G. Davies compreende que os partidos da
social-democracia/socialismo reformista estão tão comprometidos com o
neoliberalismo como a direita. Põe-se então a questão: que forças sociais podem
levar à mudança necessária à resolução dos problemas que aponta? Restam as
forças políticas que se reclamam do marxismo, mas obviamente não só, todos os
patriotas e democratas, capazes de se unirem num programa de salvação, na
realidade de libertação nacional, que objetivamente irá ao encontro dos
interesses de todas as camadas não monopolistas.
Simplesmente, é bom que as pessoas se deem conta, e não
tenham medo das palavras, as mudanças apontadas por Davies, apesar de defender
“outro capitalismo”, implicam a Revolução.

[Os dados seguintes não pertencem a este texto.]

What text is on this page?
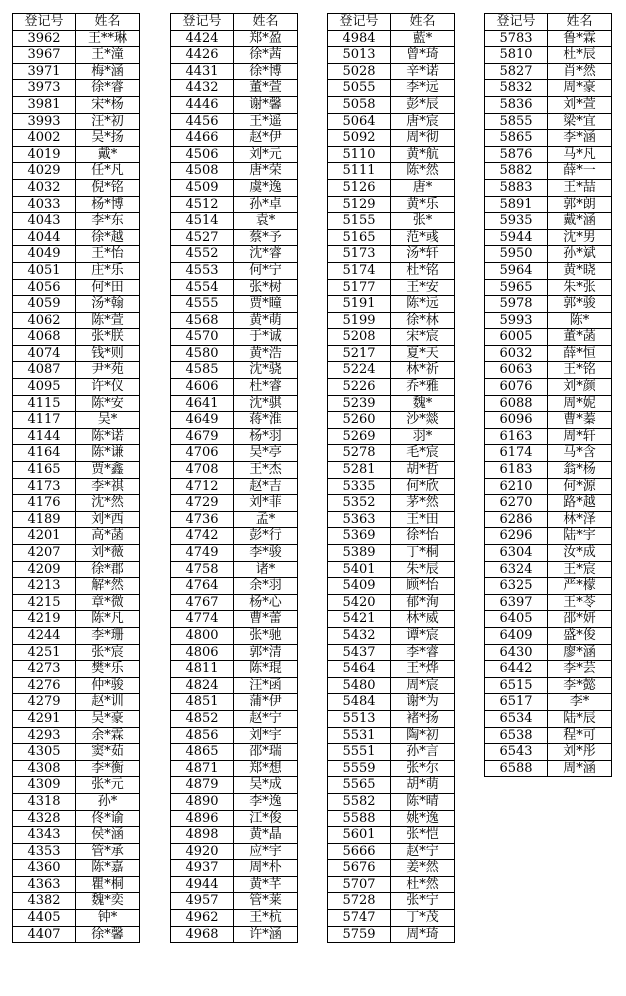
登记号	姓名
3962	王**琳
3967	王*潼
3971	梅*涵
3973	徐*睿
3981	宋*杨
3993	汪*初
4002	吴*扬
4019	戴*
4029	任*凡
4032	倪*铭
4033	杨*博
4043	李*东
4044	徐*越
4049	王*怡
4051	庄*乐
4056	何*田
4059	汤*翰
4062	陈*萱
4068	张*朕
4074	钱*则
4087	尹*苑
4095	许*仪
4115	陈*安
4117	吴*
4144	陈*诺
4164	陈*谦
4165	贾*鑫
4173	李*祺
4176	沈*然
4189	刘*西
4201	高*菡
4207	刘*薇
4209	徐*郡
4213	解*然
4215	章*微
4219	陈*凡
4244	李*珊
4251	张*宸
4273	樊*乐
4276	仲*骏
4279	赵*训
4291	吴*豪
4293	余*霖
4305	窦*茹
4308	李*衡
4309	张*元
4318	孙*
4328	佟*谕
4343	侯*涵
4353	管*承
4360	陈*嘉
4363	瞿*桐
4382	魏*奕
4405	钟*
4407	徐*馨
登记号	姓名
4424	郑*盈
4426	徐*茜
4431	徐*博
4432	董*萱
4446	谢*馨
4456	王*遥
4466	赵*伊
4506	刘*元
4508	唐*荣
4509	虞*逸
4512	孙*卓
4514	袁*
4527	蔡*予
4552	沈*睿
4553	何*宁
4554	张*树
4555	贾*瞳
4568	黄*萌
4570	于*诚
4580	黄*浩
4585	沈*骁
4606	杜*睿
4641	沈*骐
4649	蒋*淮
4679	杨*羽
4706	吴*亭
4708	王*杰
4712	赵*吉
4729	刘*菲
4736	孟*
4742	彭*行
4749	李*骏
4758	诸*
4764	余*羽
4767	杨*心
4774	曹*蕾
4800	张*驰
4806	郭*清
4811	陈*琨
4824	汪*函
4851	蒲*伊
4852	赵*宁
4856	刘*宇
4865	邵*瑞
4871	郑*想
4879	吴*成
4890	李*逸
4896	江*俊
4898	黄*晶
4920	应*宇
4937	周*朴
4944	黄*芊
4957	管*莱
4962	王*杭
4968	许*涵
登记号	姓名
4984	藍*
5013	曾*琦
5028	辛*诺
5055	李*远
5058	彭*辰
5064	唐*宸
5092	周*彻
5110	黄*航
5111	陈*然
5126	唐*
5129	黄*乐
5155	张*
5165	范*彧
5173	汤*轩
5174	杜*铭
5177	王*安
5191	陈*远
5199	徐*林
5208	宋*宸
5217	夏*天
5224	林*祈
5226	乔*雅
5239	魏*
5260	沙*燚
5269	羽*
5278	毛*宸
5281	胡*哲
5335	何*欣
5352	茅*然
5363	王*田
5369	徐*怡
5389	丁*桐
5401	朱*辰
5409	顾*怡
5420	郁*洵
5421	林*威
5432	谭*宸
5437	李*睿
5464	王*烨
5480	周*宸
5484	谢*为
5513	褚*扬
5531	陶*初
5551	孙*言
5559	张*尔
5565	胡*萌
5582	陈*晴
5588	姚*逸
5601	张*恺
5666	赵*宁
5676	姜*然
5707	杜*然
5728	张*宁
5747	丁*茂
5759	周*琦
登记号	姓名
5783	鲁*霖
5810	杜*辰
5827	肖*然
5832	周*豪
5836	刘*萱
5855	梁*宜
5865	李*涵
5876	马*凡
5882	薛*一
5883	王*喆
5891	郭*朗
5935	戴*涵
5944	沈*男
5950	孙*斌
5964	黄*晓
5965	朱*张
5978	郭*骏
5993	陈*
6005	董*菡
6032	薛*恒
6063	王*铭
6076	刘*颜
6088	周*妮
6096	曹*蓁
6163	周*轩
6174	马*含
6183	翁*杨
6210	何*源
6270	路*越
6286	林*泽
6296	陆*宇
6304	汝*成
6324	王*宸
6325	严*檬
6397	王*苓
6405	邵*妍
6409	盛*俊
6430	廖*涵
6442	李*芸
6515	李*懿
6517	李*
6534	陆*辰
6538	程*可
6543	刘*彤
6588	周*涵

Revolução, em termos marxistas, significa a introdução de
mudanças qualitativas na esfera política, social e económica. Alterações
determinantes nas formas de propriedade, quer no sector privado quer no social
ou público; na gestão económica (quem controla) nas formas democráticas
(participação ativa das massas populares).

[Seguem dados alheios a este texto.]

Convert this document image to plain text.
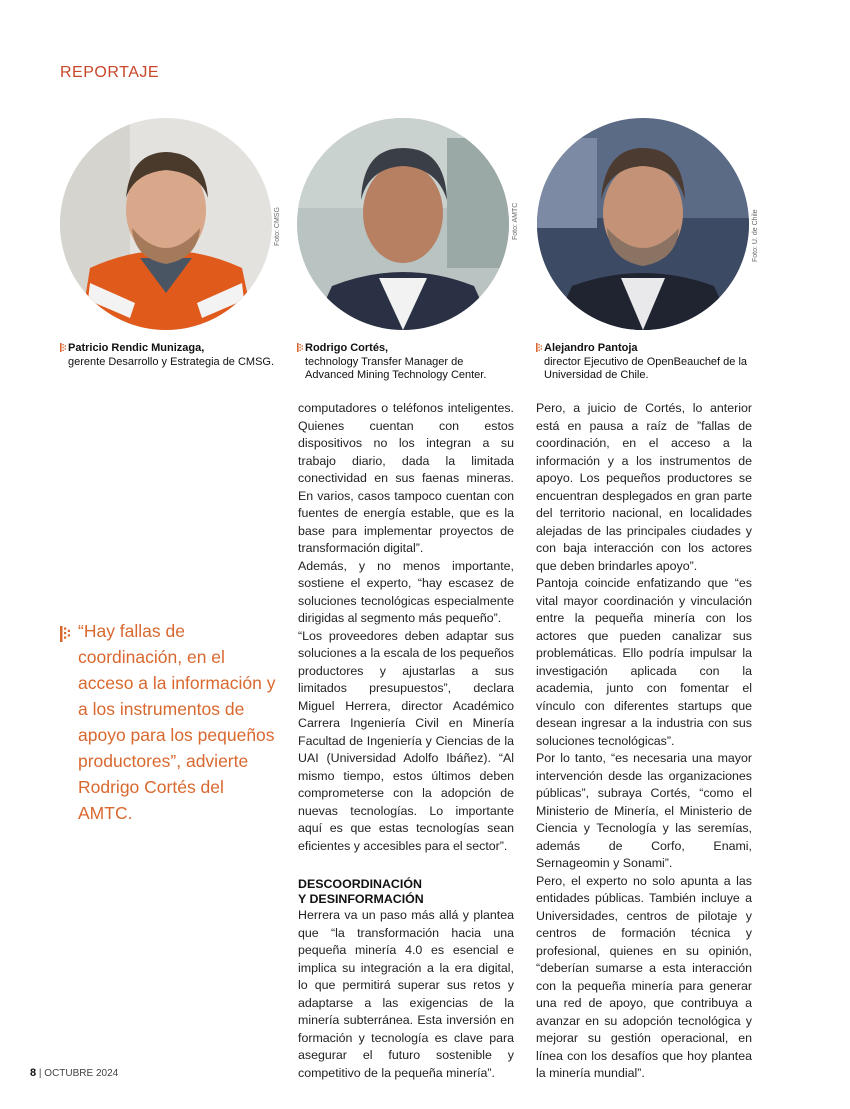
REPORTAJE
Foto: CMSG	Foto: AMTC	Foto: U. de Chile
Patricio Rendic Munizaga,
gerente Desarrollo y Estrategia de CMSG.
Rodrigo Cortés,
technology Transfer Manager de Advanced Mining Technology Center.
Alejandro Pantoja
director Ejecutivo de OpenBeauchef de la Universidad de Chile.
“Hay fallas de coordinación, en el acceso a la información y a los instrumentos de apoyo para los pequeños productores”, advierte Rodrigo Cortés del AMTC.

computadores o teléfonos inteligentes. Quienes cuentan con estos dispositivos no los integran a su trabajo diario, dada la limitada conectividad en sus faenas mineras. En varios, casos tampoco cuentan con fuentes de energía estable, que es la base para implementar proyectos de transformación digital”.

Además, y no menos importante, sostiene el experto, “hay escasez de soluciones tecnológicas especialmente dirigidas al segmento más pequeño”.

“Los proveedores deben adaptar sus soluciones a la escala de los pequeños productores y ajustarlas a sus limitados presupuestos”, declara Miguel Herrera, director Académico Carrera Ingeniería Civil en Minería Facultad de Ingeniería y Ciencias de la UAI (Universidad Adolfo Ibáñez). “Al mismo tiempo, estos últimos deben comprometerse con la adopción de nuevas tecnologías. Lo importante aquí es que estas tecnologías sean eficientes y accesibles para el sector”.

DESCOORDINACIÓN
Y DESINFORMACIÓN

Herrera va un paso más allá y plantea que “la transformación hacia una pequeña minería 4.0 es esencial e implica su integración a la era digital, lo que permitirá superar sus retos y adaptarse a las exigencias de la minería subterránea. Esta inversión en formación y tecnología es clave para asegurar el futuro sostenible y competitivo de la pequeña minería”.

Pero, a juicio de Cortés, lo anterior está en pausa a raíz de ”fallas de coordinación, en el acceso a la información y a los instrumentos de apoyo. Los pequeños productores se encuentran desplegados en gran parte del territorio nacional, en localidades alejadas de las principales ciudades y con baja interacción con los actores que deben brindarles apoyo”.

Pantoja coincide enfatizando que “es vital mayor coordinación y vinculación entre la pequeña minería con los actores que pueden canalizar sus problemáticas. Ello podría impulsar la investigación aplicada con la academia, junto con fomentar el vínculo con diferentes startups que desean ingresar a la industria con sus soluciones tecnológicas”.

Por lo tanto, “es necesaria una mayor intervención desde las organizaciones públicas”, subraya Cortés, “como el Ministerio de Minería, el Ministerio de Ciencia y Tecnología y las seremías, además de Corfo, Enami, Sernageomin y Sonami”.

Pero, el experto no solo apunta a las entidades públicas. También incluye a Universidades, centros de pilotaje y centros de formación técnica y profesional, quienes en su opinión, “deberían sumarse a esta interacción con la pequeña minería para generar una red de apoyo, que contribuya a avanzar en su adopción tecnológica y mejorar su gestión operacional, en línea con los desafíos que hoy plantea la minería mundial”.

8 | OCTUBRE 2024
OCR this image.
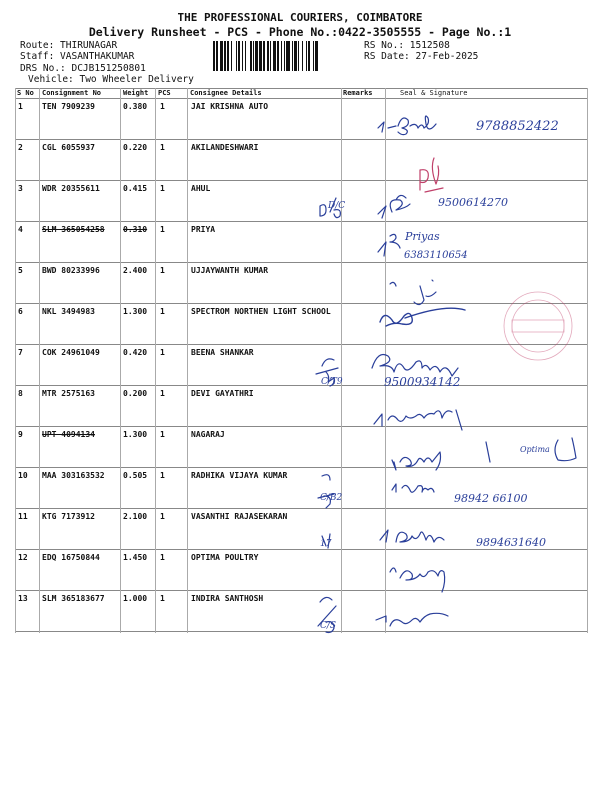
THE PROFESSIONAL COURIERS, COIMBATORE
Delivery Runsheet - PCS - Phone No.:0422-3505555 - Page No.:1
Route: THIRUNAGAR
Staff: VASANTHAKUMAR
DRS No.: DCJB151250801
Vehicle: Two Wheeler Delivery
RS No.: 1512508
RS Date: 27-Feb-2025
S No Consignment No	Weight PCS	Consignee Details	Remarks	Seal & Signature
1 TEN 7909239	0.380 1	JAI KRISHNA AUTO
2 CGL 6055937	0.220 1	AKILANDESHWARI
3 WDR 20355611	0.415 1	AHUL
4 SLM 365054258 0.310 1	PRIYA
5 BWD 80233996	2.400 1	UJJAYWANTH KUMAR
6 NKL 3494983	1.300 1	SPECTROM NORTHEN LIGHT SCHOOL
7 COK 24961049	0.420 1	BEENA SHANKAR
8 MTR 2575163	0.200 1	DEVI GAYATHRI
9 UPT 4094134	1.300 1	NAGARAJ
10 MAA 303163532 0.505 1	RADHIKA VIJAYA KUMAR
11 KTG 7173912	2.100 1	VASANTHI RAJASEKARAN
12 EDQ 16750844	1.450 1	OPTIMA POULTRY
13 SLM 365183677 1.000 1	INDIRA SANTHOSH
9788852422
9500614270
Priyas
6383110654
9500934142
98942 66100
9894631640
Optima
D/C
C/T9
C/B2
17
C/S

Se estas alterações, ou antes, se a superação das formas
sociais tornadas obsoletas e nefastas se faz de forma pacifica, depende apenas,
como sempre através dos séculos, da resistência da classe exploradora e
opressora.
O autor é um cientista da hard science, professor emérito de
geofísica da Universidade Nacional da Austrália – sabe portanto reconhecer e
interpretar devidamente a realidade. O seu livro merece uma leitura completa.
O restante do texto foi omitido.